Коба был его протеже, его детище. Ты же сам это понимаешь, зачем спрашиваешь в
десятый раз — кто? Скорее что, чем кто! Нечто. Сгусток мрака. Я не исключаю,
что оно присутствовало там и в своем человеческом обличии, которое хорошо
известно мне, тебе и теперь, к несчастью, Сонечке. Так вот, никто, кроме
Сталина, его увидеть не мог. Однако никто не должен был видеть Сталина, пока он
находился в диалоге со своим гостем. Мокрые штаны, паралич, вонь. Таков был
результат визита».
«Федор, допустим, я соглашусь с твоей версией, но скажи,
разве им важно, чтобы идеи, которые стравливают людей и порождают страдания,
были новыми и свежими? Борьба с космополитизмом началась в сорок восьмом году.
Аресты, пытки, расстрелы, предательства, убийства. Разве мало страданий? Какая
им разница?»
«Миша, ты не понимаешь! Представители этого ведомства жаждут
видеть себя творцами. Однако создать ничего не могут, кроме глумливых карикатур
и разрушительных идей. Они тешатся иллюзией, будто это и есть настоящее
творчество. У них свои критерии пользы и оригинальности. Идея должна не только
работать, но и блистать, поддерживать иллюзию творчества».
«Спасибо, Федор, ты все объяснил мне, сонному тупице, ты
разложил все по полочкам. Однако я так и не понял, при чем здесь фрактальность
времени?»
«При том, Миша, что они обязаны нравиться себе и своему
руководству. Руководство не выносит банальных идей, не прощает слабости.
История с отбраковкой непригодного орудия должна повториться».
«Позволь, но разве наш пострел тоже орудие?»
«Конечно! Только более высокого уровня! Миша, прости,
Мнемозина просится гулять, вернусь, продолжим».
В прихожей хлопнула дверь. Зубов едва успел выключить
ноутбук, отскочить от письменного стола, схватить первую попавшуюся книгу и
сесть в кресло, придав своему лицу невинно скучающее выражение. Влетела с
радостным лаем Мнемозина, затем, ковыляя и ворча, явился Агапкин.
— Иван, ты что здесь делаешь?
— Ну, здравствуйте! — Зубов недоуменно пожал плечами. —
Сегодня воскресенье, у Риммы выходной, вот я пришел побыть с вами, погулять с
собакой.
— Я уже сам погулял, как видишь, — не без гордости заявил
старик, — я же предупреждал тебя, что скоро все буду делать самостоятельно.
— Мне уйти? — обиженно спросил Зубов.
— С какой стати? Ты мне нужен, Иван. Сейчас позавтракаем и
займемся схемой лабиринта.
— Чем, простите?
— Лабиринтом, Ваня. Там, в степи, между дворцом Йорубы и
развалинами храма сонорхов есть древний подземный лабиринт. Когда-то я набросал
его схему, теперь ее нужно восстановить.
Глава 18
Берлин, 1922
Зал в кинематографе «Братья Люмьер» был маленький, на сотню
человек, но заполнилось меньше трети. Федор не мог разглядеть публику. Князь
усадил его в первый ряд и предупредил, что вертеть головой не нужно. Всякие
люди могут прийти, белых эмигрантов много. Не ровен час, узнает кто-нибудь.

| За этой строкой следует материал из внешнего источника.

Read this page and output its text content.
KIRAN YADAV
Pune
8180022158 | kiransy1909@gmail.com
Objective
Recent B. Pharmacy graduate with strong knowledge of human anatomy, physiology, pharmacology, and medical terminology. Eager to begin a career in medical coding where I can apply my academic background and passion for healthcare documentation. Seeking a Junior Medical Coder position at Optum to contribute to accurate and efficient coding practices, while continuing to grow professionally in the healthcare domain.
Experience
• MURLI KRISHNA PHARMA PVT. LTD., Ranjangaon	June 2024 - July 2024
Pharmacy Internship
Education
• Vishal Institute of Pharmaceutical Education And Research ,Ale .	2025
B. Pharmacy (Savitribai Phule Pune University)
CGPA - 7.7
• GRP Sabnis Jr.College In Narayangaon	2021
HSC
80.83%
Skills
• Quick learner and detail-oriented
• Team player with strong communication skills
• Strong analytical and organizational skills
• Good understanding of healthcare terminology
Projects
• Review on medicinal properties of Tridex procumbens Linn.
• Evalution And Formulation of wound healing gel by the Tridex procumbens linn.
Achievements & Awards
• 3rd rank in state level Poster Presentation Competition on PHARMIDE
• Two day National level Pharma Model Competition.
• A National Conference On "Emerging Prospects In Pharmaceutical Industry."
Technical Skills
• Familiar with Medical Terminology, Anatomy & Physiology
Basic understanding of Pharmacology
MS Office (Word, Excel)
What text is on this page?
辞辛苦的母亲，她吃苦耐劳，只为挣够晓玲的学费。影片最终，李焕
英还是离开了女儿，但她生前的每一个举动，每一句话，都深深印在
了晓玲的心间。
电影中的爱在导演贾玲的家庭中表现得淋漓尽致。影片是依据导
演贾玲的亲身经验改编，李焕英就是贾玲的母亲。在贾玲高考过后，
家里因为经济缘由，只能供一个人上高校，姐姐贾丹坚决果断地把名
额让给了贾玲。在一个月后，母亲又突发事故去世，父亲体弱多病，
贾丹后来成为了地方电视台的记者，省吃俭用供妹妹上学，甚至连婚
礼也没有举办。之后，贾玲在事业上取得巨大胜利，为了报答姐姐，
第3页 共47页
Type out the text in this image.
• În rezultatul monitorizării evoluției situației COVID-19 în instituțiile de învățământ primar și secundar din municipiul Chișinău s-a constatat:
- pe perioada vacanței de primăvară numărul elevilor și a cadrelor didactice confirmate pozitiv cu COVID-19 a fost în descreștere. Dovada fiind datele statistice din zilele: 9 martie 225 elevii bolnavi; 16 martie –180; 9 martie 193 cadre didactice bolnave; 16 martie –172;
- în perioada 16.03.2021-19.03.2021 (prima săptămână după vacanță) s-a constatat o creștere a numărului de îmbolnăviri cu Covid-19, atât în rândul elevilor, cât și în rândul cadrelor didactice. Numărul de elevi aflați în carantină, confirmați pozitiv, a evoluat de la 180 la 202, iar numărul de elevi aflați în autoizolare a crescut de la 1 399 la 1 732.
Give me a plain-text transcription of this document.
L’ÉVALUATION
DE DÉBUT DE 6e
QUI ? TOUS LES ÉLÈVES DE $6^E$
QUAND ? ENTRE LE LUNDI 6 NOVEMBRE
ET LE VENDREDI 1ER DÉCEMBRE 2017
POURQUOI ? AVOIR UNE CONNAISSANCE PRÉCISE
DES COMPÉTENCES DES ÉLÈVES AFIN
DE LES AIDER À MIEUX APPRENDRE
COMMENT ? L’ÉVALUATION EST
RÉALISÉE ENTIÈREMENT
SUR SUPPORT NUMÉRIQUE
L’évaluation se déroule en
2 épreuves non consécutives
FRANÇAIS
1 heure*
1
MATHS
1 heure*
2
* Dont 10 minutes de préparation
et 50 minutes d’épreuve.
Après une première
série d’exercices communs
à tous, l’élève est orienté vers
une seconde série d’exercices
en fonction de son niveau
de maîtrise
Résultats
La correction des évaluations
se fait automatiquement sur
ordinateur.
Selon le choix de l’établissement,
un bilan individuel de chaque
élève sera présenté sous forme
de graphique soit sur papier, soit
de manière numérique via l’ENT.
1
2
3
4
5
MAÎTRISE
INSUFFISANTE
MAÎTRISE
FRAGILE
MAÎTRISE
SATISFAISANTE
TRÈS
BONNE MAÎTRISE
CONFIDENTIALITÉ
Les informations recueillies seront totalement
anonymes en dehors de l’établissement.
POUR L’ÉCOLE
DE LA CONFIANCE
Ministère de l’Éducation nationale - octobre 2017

— Так, может, мне вообще не стоило приходить? — спросил
Федор.
— Э, дорогой, ты уже пришел, значит, так распорядилась
судьба, — сказал князь.
Впрочем, никакой он был не князь. Свежие красно черные афиши
на тумбах перед зданием кинематографа, у оконца кассы и в фойе гласили:
Впервые в Берлине! Балет «Борьба магов».
Всемирно известный тибетский целитель Георгий Гурджиев
представляет труппу своих учеников, посредством танца в собственной постановке
наглядно демонстрирует скрытые способности человека к бесконечному
самосовершенствованию.
Сверху красовался портрет князя, схематичный, весьма
лестный, но узнаваемый по выпученным глазам, пышным усам и голому черепу.
— Да, дорогой, не удивляйся. Я и есть Гурджиев, великий
гуру. Ты, конечно, сразу узнал меня, но не поверил, что тебе выпало такое
счастье, такая честь. Думал, случайное сходство, да?
Федор никогда прежде о великом гуру Гурджиеве не слыхал, но
нахмурился и кивнул, показывая всем своим видом, что да, так и есть.
— Ты можешь по прежнему называть меня князем. У меня в роду
по отцовской линии греческие Палеологи, так что я больше чем князь. А почему
Нижерадзе, я тебе потом объясню.
В зальчике погас свет, открылся занавес. Князь восседал
перед белым полотнищем экрана, в глубине ярко освещенной эстрадки, на стуле с
высокой спинкой. С краю стояло фортепиано, тощий длинноволосый юноша в
бархатной куртке страстно ударил по клавишам. Звуки, извлекаемые юношей из
расстроенного инструмента, походили на ритмический звон бубна.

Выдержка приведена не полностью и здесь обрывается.